JoAnne Epps, a former Temple University law school dean and provost, poses for a portrait on the Temple University campus in Philadelphia in April. Epps, acting president of Temple University, has died after collapsing at a university memorial service Sept. 19. Photo by Monica Herndon/The Philadelphia Inquirer via the Associated Press.

JoAnne Epps, the acting president of Temple University and its former law school dean, died Wednesday after becoming ill at a campus memorial service. She was 72 years old.

Her death was announced in a Sept. 19 University news release.

“I’m devastated to lose her and comforted only by knowing she was in action for her beloved Temple University to her last breath,” said Kellye Testy, president and chief executive officer of the Law School Admission Council, in email to the ABA Journal.

Kevin Harden, a Philadelphia trial lawyer, met Epps in 2007, around the time that he enrolled at the Temple University Beasley School of Law. He was a recent victim of gun violence, his mother died the week that he started law school, and his father died while Harden was in law school.
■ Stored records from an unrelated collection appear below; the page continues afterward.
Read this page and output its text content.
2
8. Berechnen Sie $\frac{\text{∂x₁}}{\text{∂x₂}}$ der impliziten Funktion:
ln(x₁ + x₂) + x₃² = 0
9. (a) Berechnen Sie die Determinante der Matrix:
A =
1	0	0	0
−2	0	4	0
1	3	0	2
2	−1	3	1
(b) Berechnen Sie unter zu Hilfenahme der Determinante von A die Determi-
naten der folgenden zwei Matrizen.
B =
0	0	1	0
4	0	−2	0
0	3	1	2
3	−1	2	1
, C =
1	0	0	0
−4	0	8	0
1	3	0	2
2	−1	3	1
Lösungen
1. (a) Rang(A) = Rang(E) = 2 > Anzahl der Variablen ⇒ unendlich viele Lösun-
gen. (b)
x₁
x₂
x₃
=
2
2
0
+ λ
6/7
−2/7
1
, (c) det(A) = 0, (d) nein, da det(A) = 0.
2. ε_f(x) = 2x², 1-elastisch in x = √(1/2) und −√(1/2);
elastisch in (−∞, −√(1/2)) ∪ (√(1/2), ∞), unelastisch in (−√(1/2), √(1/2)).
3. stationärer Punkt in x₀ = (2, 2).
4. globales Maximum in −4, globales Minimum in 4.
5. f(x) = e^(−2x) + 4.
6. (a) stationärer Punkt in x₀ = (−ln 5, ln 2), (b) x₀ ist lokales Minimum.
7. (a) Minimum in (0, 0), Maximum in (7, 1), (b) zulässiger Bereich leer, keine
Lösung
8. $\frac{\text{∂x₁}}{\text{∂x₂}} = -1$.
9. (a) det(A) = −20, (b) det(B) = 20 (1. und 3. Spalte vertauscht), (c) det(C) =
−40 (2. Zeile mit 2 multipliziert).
He was also a self-described “juvenile delinquent.”

“I was very ashamed about my past. She was the person who told me to, ‘lean into it.’ It would make me a better person; it would make me more empathetic,” says Harden, a former prosecutor in the Philadelphia district attorney’s office who later did civil defense work with Eckert Seamans Cherin & Mellott and is now a plaintiff personal injury lawyer with Ross Feller Casey.

Epps was born in Cheltenham, Pennsylvania, and her mother worked as a secretary at the university, according to Temple News. She earned a bachelor’s degree from Trinity College and graduated from Yale Law School, the Journal of Blacks in Higher Education reported.
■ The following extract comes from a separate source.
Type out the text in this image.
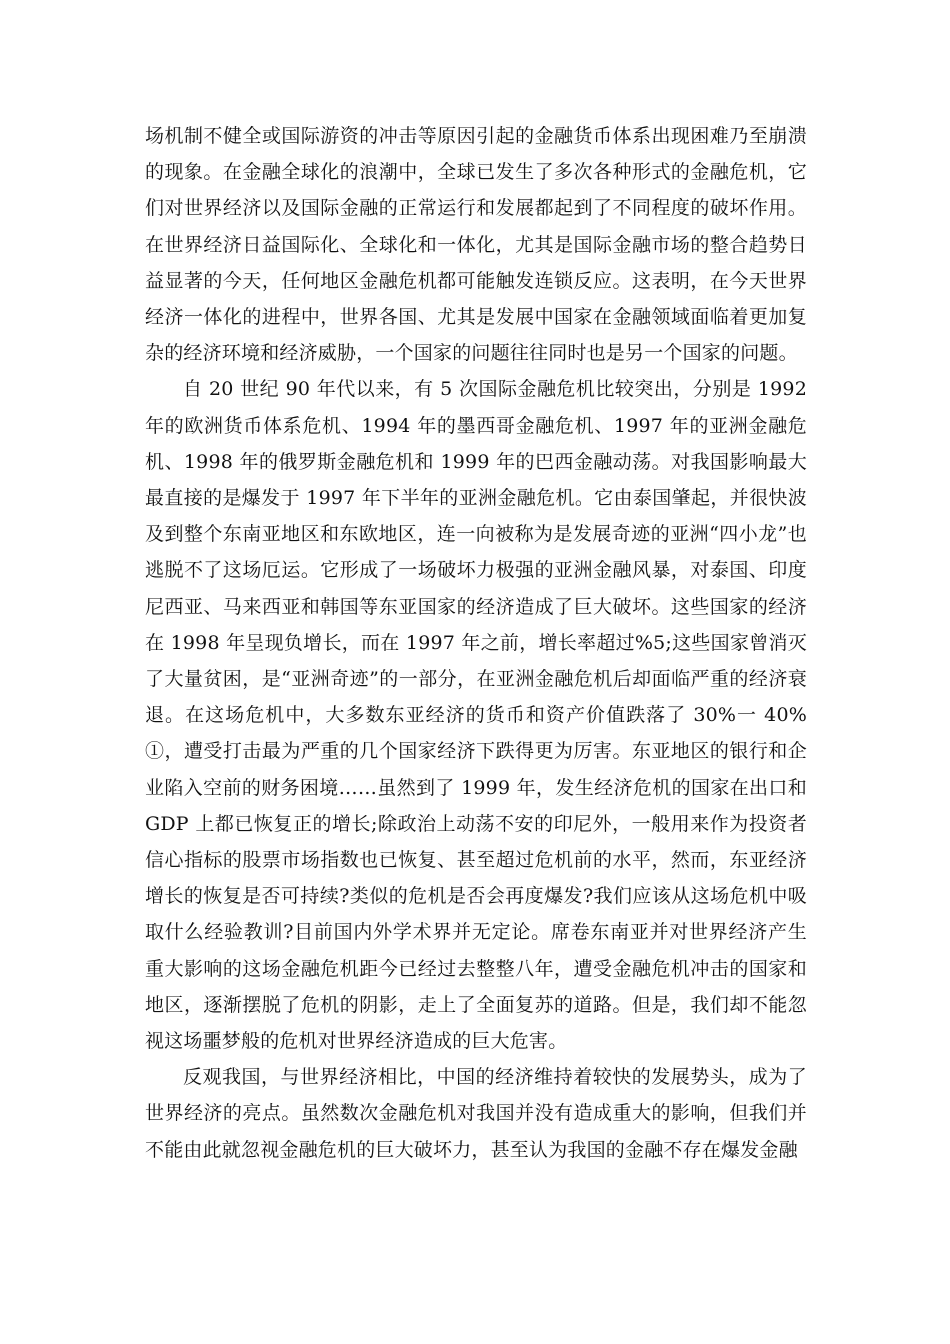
场机制不健全或国际游资的冲击等原因引起的金融货币体系出现困难乃至崩溃的现象。在金融全球化的浪潮中，全球已发生了多次各种形式的金融危机，它们对世界经济以及国际金融的正常运行和发展都起到了不同程度的破坏作用。在世界经济日益国际化、全球化和一体化，尤其是国际金融市场的整合趋势日益显著的今天，任何地区金融危机都可能触发连锁反应。这表明，在今天世界经济一体化的进程中，世界各国、尤其是发展中国家在金融领域面临着更加复杂的经济环境和经济威胁，一个国家的问题往往同时也是另一个国家的问题。

自 20 世纪 90 年代以来，有 5 次国际金融危机比较突出，分别是 1992 年的欧洲货币体系危机、1994 年的墨西哥金融危机、1997 年的亚洲金融危机、1998 年的俄罗斯金融危机和 1999 年的巴西金融动荡。对我国影响最大最直接的是爆发于 1997 年下半年的亚洲金融危机。它由泰国肇起，并很快波及到整个东南亚地区和东欧地区，连一向被称为是发展奇迹的亚洲“四小龙”也逃脱不了这场厄运。它形成了一场破坏力极强的亚洲金融风暴，对泰国、印度尼西亚、马来西亚和韩国等东亚国家的经济造成了巨大破坏。这些国家的经济在 1998 年呈现负增长，而在 1997 年之前，增长率超过%5;这些国家曾消灭了大量贫困，是“亚洲奇迹”的一部分，在亚洲金融危机后却面临严重的经济衰退。在这场危机中，大多数东亚经济的货币和资产价值跌落了 30%一 40%①，遭受打击最为严重的几个国家经济下跌得更为厉害。东亚地区的银行和企业陷入空前的财务困境……虽然到了 1999 年，发生经济危机的国家在出口和 GDP 上都已恢复正的增长;除政治上动荡不安的印尼外，一般用来作为投资者信心指标的股票市场指数也已恢复、甚至超过危机前的水平，然而，东亚经济增长的恢复是否可持续?类似的危机是否会再度爆发?我们应该从这场危机中吸取什么经验教训?目前国内外学术界并无定论。席卷东南亚并对世界经济产生重大影响的这场金融危机距今已经过去整整八年，遭受金融危机冲击的国家和地区，逐渐摆脱了危机的阴影，走上了全面复苏的道路。但是，我们却不能忽视这场噩梦般的危机对世界经济造成的巨大危害。

反观我国，与世界经济相比，中国的经济维持着较快的发展势头，成为了世界经济的亮点。虽然数次金融危机对我国并没有造成重大的影响，但我们并不能由此就忽视金融危机的巨大破坏力，甚至认为我国的金融不存在爆发金融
Following jobs as an assistant U.S. attorney in Philadelphia and a deputy city attorney in Los Angeles, Epps joined the Temple University Beasley School of Law as a professor in 1985. She was the law school’s associate dean of academic affairs and was the dean from 2008 to 2016, WHYY reports. After that, Epps was appointed as the university’s executive vice president and provost. In April, she agreed to be Temple Univerity’s acting president.

Also in 2016, Epps received the ABA’s Spirit of Excellence Award. She was a member of the ABA’s Criminal Justice Section and the Litigation Section, the Senior Lawyers Division and the Section of Legal Education and Admissions to the Bar.

Epps knew what it was like to be the “first person” of her race and gender in the room, Harden says, and it was important to her that others didn’t feel that way.

“She was someone who made sure people were treated equitably, with integrity. She would advocate for you, and she always encouraged you,” he adds.

According to the New York Times, Epps became ill during a Tuesday university memorial service for Charles L. Blockson, curator of the Charles L. Blockson Afro-American Collection at Temple University.

“She always showed up for students, faculty and lawyers in Philadelphia—and by extension, for the clients lawyers serve. It’s extremely difficult to imagine this community without JoAnne Epps in it,” Daniel Filler, the dean of the Drexel University Thomas R. Kline School of Law, told the Journal in an email.

Epps is survived by her husband, L. Harrison Jay, who is Temple University’s director of community partnerships.

Epps also was on the bar admissions committee for the ABA’s Legal Ed Section.

“Always patient, thoughtful and insightful, she was an accomplished scholar and leader in legal education who was respected and admired by her peers and colleagues. She will be missed by all of us,” Bill Adams, managing director for ABA accreditation and legal education, told the Journal in an email.